The article went on to discuss how “motor control exercise” (MCE) is effective in treating chronic LBP. MCE is known by multiple terms such as “lumbar stabilization training”, etc., and is essentially the type of exercise that teaches us to engage our core muscles and optimize our posture and body mechanics. When coupled with aerobic exercise this training has been very effective in the clinic at optimizing recovery amongst LBP patients. One thing I have seen often with any of these types of exercise programs is what the literature sometimes calls “heart attack syndrome”. This is the observation that cardiac patients are absolutely the most compliant with their exercise and rehab programs, and many will say they are “scared to death to even consider not doing their exercises”. We see a lesser extent of this phenomenon in the rehabilitation of back pain.

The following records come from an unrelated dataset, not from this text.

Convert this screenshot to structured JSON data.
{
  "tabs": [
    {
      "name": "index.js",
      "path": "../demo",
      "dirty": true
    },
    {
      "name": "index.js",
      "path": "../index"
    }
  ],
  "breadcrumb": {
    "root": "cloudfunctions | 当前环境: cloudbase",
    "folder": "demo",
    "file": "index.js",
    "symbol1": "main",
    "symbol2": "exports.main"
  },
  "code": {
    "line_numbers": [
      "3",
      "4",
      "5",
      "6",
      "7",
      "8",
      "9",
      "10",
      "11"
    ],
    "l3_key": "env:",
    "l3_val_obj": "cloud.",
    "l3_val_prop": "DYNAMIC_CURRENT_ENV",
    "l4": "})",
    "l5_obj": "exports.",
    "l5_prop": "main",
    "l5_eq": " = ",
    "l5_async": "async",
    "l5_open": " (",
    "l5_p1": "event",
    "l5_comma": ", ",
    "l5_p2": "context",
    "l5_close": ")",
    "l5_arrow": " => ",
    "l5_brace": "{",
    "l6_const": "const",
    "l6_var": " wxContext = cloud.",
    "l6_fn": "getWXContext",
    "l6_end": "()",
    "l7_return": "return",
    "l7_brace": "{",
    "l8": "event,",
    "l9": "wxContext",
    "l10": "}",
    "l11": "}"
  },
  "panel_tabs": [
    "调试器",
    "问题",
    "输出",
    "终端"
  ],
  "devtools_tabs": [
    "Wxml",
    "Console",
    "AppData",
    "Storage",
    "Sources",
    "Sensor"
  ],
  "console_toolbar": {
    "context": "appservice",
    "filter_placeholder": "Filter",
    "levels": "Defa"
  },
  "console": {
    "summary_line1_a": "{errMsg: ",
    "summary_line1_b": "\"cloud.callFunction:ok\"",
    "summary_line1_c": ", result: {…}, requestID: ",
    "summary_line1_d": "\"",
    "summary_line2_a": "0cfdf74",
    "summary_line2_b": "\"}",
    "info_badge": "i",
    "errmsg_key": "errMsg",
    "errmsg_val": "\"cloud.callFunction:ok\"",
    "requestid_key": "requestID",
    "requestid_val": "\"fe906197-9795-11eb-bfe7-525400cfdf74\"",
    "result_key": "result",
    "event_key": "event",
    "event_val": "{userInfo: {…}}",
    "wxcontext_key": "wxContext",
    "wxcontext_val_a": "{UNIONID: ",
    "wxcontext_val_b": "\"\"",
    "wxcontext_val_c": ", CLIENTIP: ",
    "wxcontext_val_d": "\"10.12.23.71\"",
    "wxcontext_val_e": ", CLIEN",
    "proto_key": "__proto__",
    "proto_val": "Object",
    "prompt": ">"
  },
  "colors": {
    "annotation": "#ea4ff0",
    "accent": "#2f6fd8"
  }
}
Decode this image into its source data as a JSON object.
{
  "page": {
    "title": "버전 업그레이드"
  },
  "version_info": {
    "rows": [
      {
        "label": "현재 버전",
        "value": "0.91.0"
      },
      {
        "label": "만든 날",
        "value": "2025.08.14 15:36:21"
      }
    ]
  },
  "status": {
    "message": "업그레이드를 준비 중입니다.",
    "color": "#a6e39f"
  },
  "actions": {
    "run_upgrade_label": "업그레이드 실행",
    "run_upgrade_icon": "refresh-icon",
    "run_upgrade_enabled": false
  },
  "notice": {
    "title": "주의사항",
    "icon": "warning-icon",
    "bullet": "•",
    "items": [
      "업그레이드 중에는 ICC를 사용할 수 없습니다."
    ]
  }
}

Initially, when back pain patients are injured and significantly disabled, they behave similar to the heart attack patients. However, over time, most back pain resolves (most of the time no matter what, if anything, a person does!) and that motivation to stay consistent with training tends to wane. I’ve experienced this personally a number of times. Having had some back issues for decades, I’ll occasionally get a little complacent with my own self-care, and that often has been correlated with an exacerbation of symptoms. Human nature!
The last point of the aforementioned article was that despite the documented efficacy of exercise for the prevention and treatment of low back pain, it is rarely prescribed by physicians to their patients with LBP. I think there may be more to this observation than such a blanket statement. While we may need to increase awareness amongst some physicians regarding exercise and back care, most doctors that I know are strong advocates for exercise. It’s just in how they make the exercise prescription. They tend to refer their patients to physical therapists, who are the experts trained in the management of back pain, particularly with MCE and other exercise. So the observation that exercise is not prescribed may in fact be incorrect.
The greater challenge is in getting LBP patients access to PT, and in optimizing both the practice patterns and treatment methods of the therapist. This, in conjunction, with an increase in education and empowerment toward effective self-management on the part of the patient, can really allow us to reduce overall back pain in this country and significantly decrease its associated costs. I’ll be offering up a number of specific recommendations on how this can be done in a future post. Thanks for reading!